Simulation methodology
Simulations with randomly added SVs and simulated RNA-seq reads were used to evaluate SQUID’s performance in situations with a known correct answer. RSVsim [52] was used to simulate SVs in the human genome (Ensembl 87 or hg38) [53]. We use the five longest chromosomes for simulation (chromosome 1 to chromosome 5). RSVsim introduces five different types of SVs: deletion, inversion, insertion, duplication, and inter-chromosomal translocation. To vary the complexity of the resulting inference problem, we simulated genomes with 200 SVs of each type, 500 SVs of each type, and 800 SVs of each type. We generated four replicates for each level of SV complexity (200, 500, and 800). For inter-chromosomal translocations, we simulate only two events because only five chromosomes were used.
In the simulated genome with SVs, the original gene annotations are not applicable, and we cannot simulate gene expression from the rearranged genome. Therefore, for testing, we interchange the roles of the reference (hg38) and the rearranged genome, and use the new genome as the reference genome for alignment, and hg38 with the original annotated gene positions as the target genome for sequencing. Flux Simulator [54] was used to simulate RNA-seq reads from the hg38 genome using Ensembl annotation version 87 [55].
After simulating SVs in the genome, we need to transform the SVs into a set of TSVs, because not all SVs affect the transcriptome, and thus, not all SVs can be detected by RNA-seq. To derive a list of TSVs, we compare the positions of simulated SVs with the gene annotation. If a gene is affected by an SV, some adjacent nucleotides in the corresponding transcript may be in a far part of the RSVsim-generated genome. The adjacent nucleotides may be consecutive nucleotides inside an exon if the breakpoint breaks the exon, or the endpoints of two adjacent exons if the breakpoint hits the intron. So for each SV that hits a gene, we find the pair of nucleotides that are adjacent in the transcript and separated by the breakpoints, and convert them into the coordinates of the RSVsim-generated genome, thus, deriving the TSV.

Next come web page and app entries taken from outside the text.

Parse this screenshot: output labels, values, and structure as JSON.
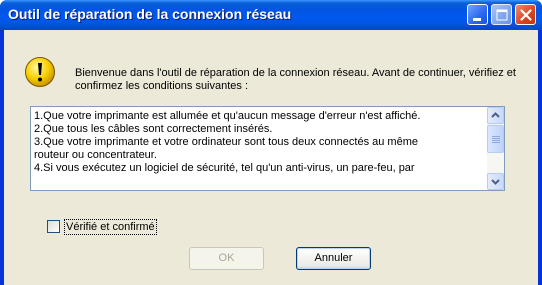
{
  "window": {
    "title": "Outil de réparation de la connexion réseau",
    "controls": [
      "minimize-icon",
      "maximize-icon",
      "close-icon"
    ]
  },
  "intro": {
    "icon": "warning-icon",
    "text": "Bienvenue dans l'outil de réparation de la connexion réseau. Avant de continuer, vérifiez et confirmez les conditions suivantes :"
  },
  "conditions": {
    "lines": [
      "1.Que votre imprimante est allumée et qu'aucun message d'erreur n'est affiché.",
      "2.Que tous les câbles sont correctement insérés.",
      "3.Que votre imprimante et votre ordinateur sont tous deux connectés au même",
      "routeur ou concentrateur.",
      "4.Si vous exécutez un logiciel de sécurité, tel qu'un anti-virus, un pare-feu, par"
    ]
  },
  "checkbox": {
    "label": "Vérifié et confirmé",
    "checked": false
  },
  "buttons": {
    "ok": "OK",
    "cancel": "Annuler"
  },
  "colors": {
    "titlebar": "#0058ee",
    "dialog_bg": "#ece9d8",
    "warning": "#f8d000"
  }
}
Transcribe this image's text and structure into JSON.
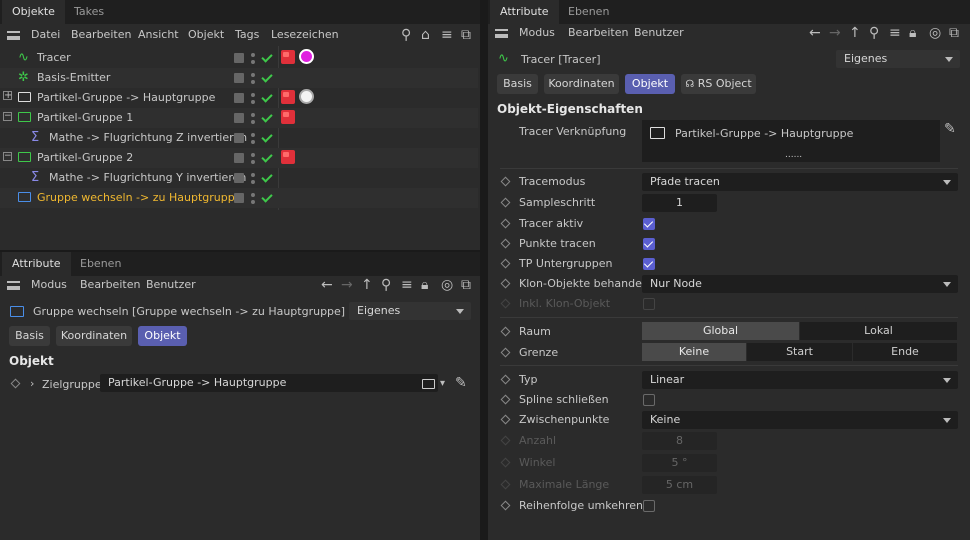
{
  "left_top": {
    "tabs": [
      "Objekte",
      "Takes"
    ],
    "menu": [
      "Datei",
      "Bearbeiten",
      "Ansicht",
      "Objekt",
      "Tags",
      "Lesezeichen"
    ],
    "objects": [
      {
        "label": "Tracer",
        "icon": "tracer-icon",
        "indent": 0,
        "expander": ""
      },
      {
        "label": "Basis-Emitter",
        "icon": "emitter-icon",
        "indent": 0,
        "expander": ""
      },
      {
        "label": "Partikel-Gruppe -> Hauptgruppe",
        "icon": "folder-icon",
        "indent": 0,
        "expander": "+"
      },
      {
        "label": "Partikel-Gruppe 1",
        "icon": "folder-icon",
        "indent": 0,
        "expander": "-"
      },
      {
        "label": "Mathe -> Flugrichtung Z invertieren",
        "icon": "sigma-icon",
        "indent": 1,
        "expander": ""
      },
      {
        "label": "Partikel-Gruppe 2",
        "icon": "folder-icon",
        "indent": 0,
        "expander": "-"
      },
      {
        "label": "Mathe -> Flugrichtung Y invertieren",
        "icon": "sigma-icon",
        "indent": 1,
        "expander": ""
      },
      {
        "label": "Gruppe wechseln -> zu Hauptgruppe",
        "icon": "switch-group-icon",
        "indent": 0,
        "expander": "",
        "highlight": true
      }
    ],
    "highlight_color": "#f0b830"
  },
  "left_bottom": {
    "tabs": [
      "Attribute",
      "Ebenen"
    ],
    "menu": [
      "Modus",
      "Bearbeiten",
      "Benutzer"
    ],
    "title": "Gruppe wechseln [Gruppe wechseln -> zu Hauptgruppe]",
    "preset": "Eigenes",
    "subtabs": [
      "Basis",
      "Koordinaten",
      "Objekt"
    ],
    "section": "Objekt",
    "param_label": "Zielgruppe",
    "param_value": "Partikel-Gruppe -> Hauptgruppe"
  },
  "right": {
    "tabs": [
      "Attribute",
      "Ebenen"
    ],
    "menu": [
      "Modus",
      "Bearbeiten",
      "Benutzer"
    ],
    "title": "Tracer [Tracer]",
    "preset": "Eigenes",
    "subtabs": [
      "Basis",
      "Koordinaten",
      "Objekt",
      "RS Object"
    ],
    "section": "Objekt-Eigenschaften",
    "link_label": "Tracer Verknüpfung",
    "link_value": "Partikel-Gruppe -> Hauptgruppe",
    "link_more": "......",
    "tracemodus_label": "Tracemodus",
    "tracemodus_value": "Pfade tracen",
    "sampleschritt_label": "Sampleschritt",
    "sampleschritt_value": "1",
    "tracer_aktiv_label": "Tracer aktiv",
    "punkte_label": "Punkte tracen",
    "tp_label": "TP Untergruppen",
    "klon_label": "Klon-Objekte behandeln",
    "klon_value": "Nur Node",
    "inkl_label": "Inkl. Klon-Objekt",
    "raum_label": "Raum",
    "raum_options": [
      "Global",
      "Lokal"
    ],
    "grenze_label": "Grenze",
    "grenze_options": [
      "Keine",
      "Start",
      "Ende"
    ],
    "typ_label": "Typ",
    "typ_value": "Linear",
    "spline_label": "Spline schließen",
    "zwischen_label": "Zwischenpunkte",
    "zwischen_value": "Keine",
    "anzahl_label": "Anzahl",
    "anzahl_value": "8",
    "winkel_label": "Winkel",
    "winkel_value": "5 °",
    "maxlen_label": "Maximale Länge",
    "maxlen_value": "5 cm",
    "reihen_label": "Reihenfolge umkehren"
  }
}
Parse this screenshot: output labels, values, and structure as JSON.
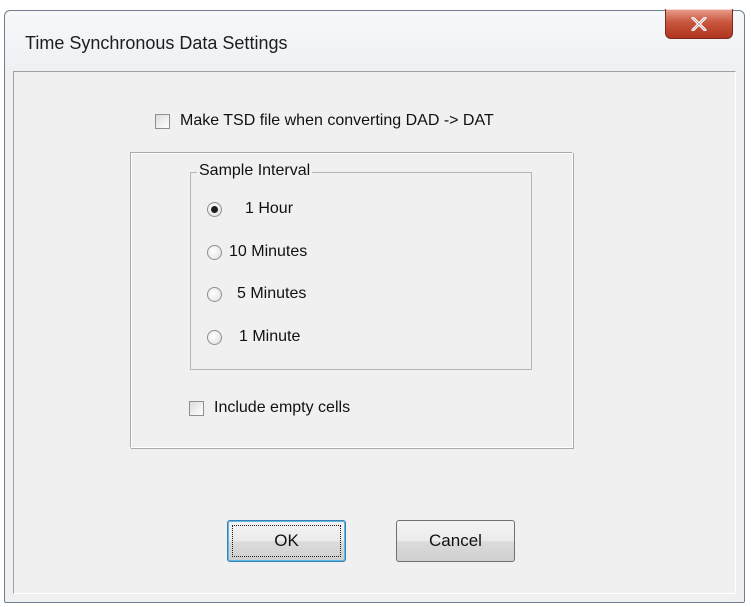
{
  "window": {
    "title": "Time Synchronous Data Settings",
    "close_glyph": "✕"
  },
  "make_tsd": {
    "label": "Make TSD file when converting DAD -> DAT",
    "checked": false
  },
  "sample_interval": {
    "legend": "Sample Interval",
    "options": [
      {
        "label": "1 Hour",
        "selected": true
      },
      {
        "label": "10 Minutes",
        "selected": false
      },
      {
        "label": "5 Minutes",
        "selected": false
      },
      {
        "label": "1 Minute",
        "selected": false
      }
    ]
  },
  "include_empty": {
    "label": "Include empty cells",
    "checked": false
  },
  "buttons": {
    "ok_label": "OK",
    "cancel_label": "Cancel"
  },
  "colors": {
    "close_button": "#c9573f",
    "default_button_border": "#3c7fb1"
  }
}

We compare SQUID to the pipeline of de novo transcriptome assembly and transcript-to-genome alignment. We also use the same set of simulations to test whether existing WGS-based SV detection methods can be directly applied to RNA-seq data. For the de novo transcriptome assembly and transcript-to-genome alignment pipeline, we use all combinations of the existing software Trinity [23], Trans-ABySS [22], GMAP [27], and MUMmer3 [26]. For WGS-based SV detection methods, we test LUMPY [7] and DELLY2 [6]. We test both STAR [56] and SpeedSeq [33] (which is based on BWA-MEM [57]) to align RNA-seq reads to the genome. LUMPY is compatible only with the output of SpeedSeq, so we do not test it with STAR alignments.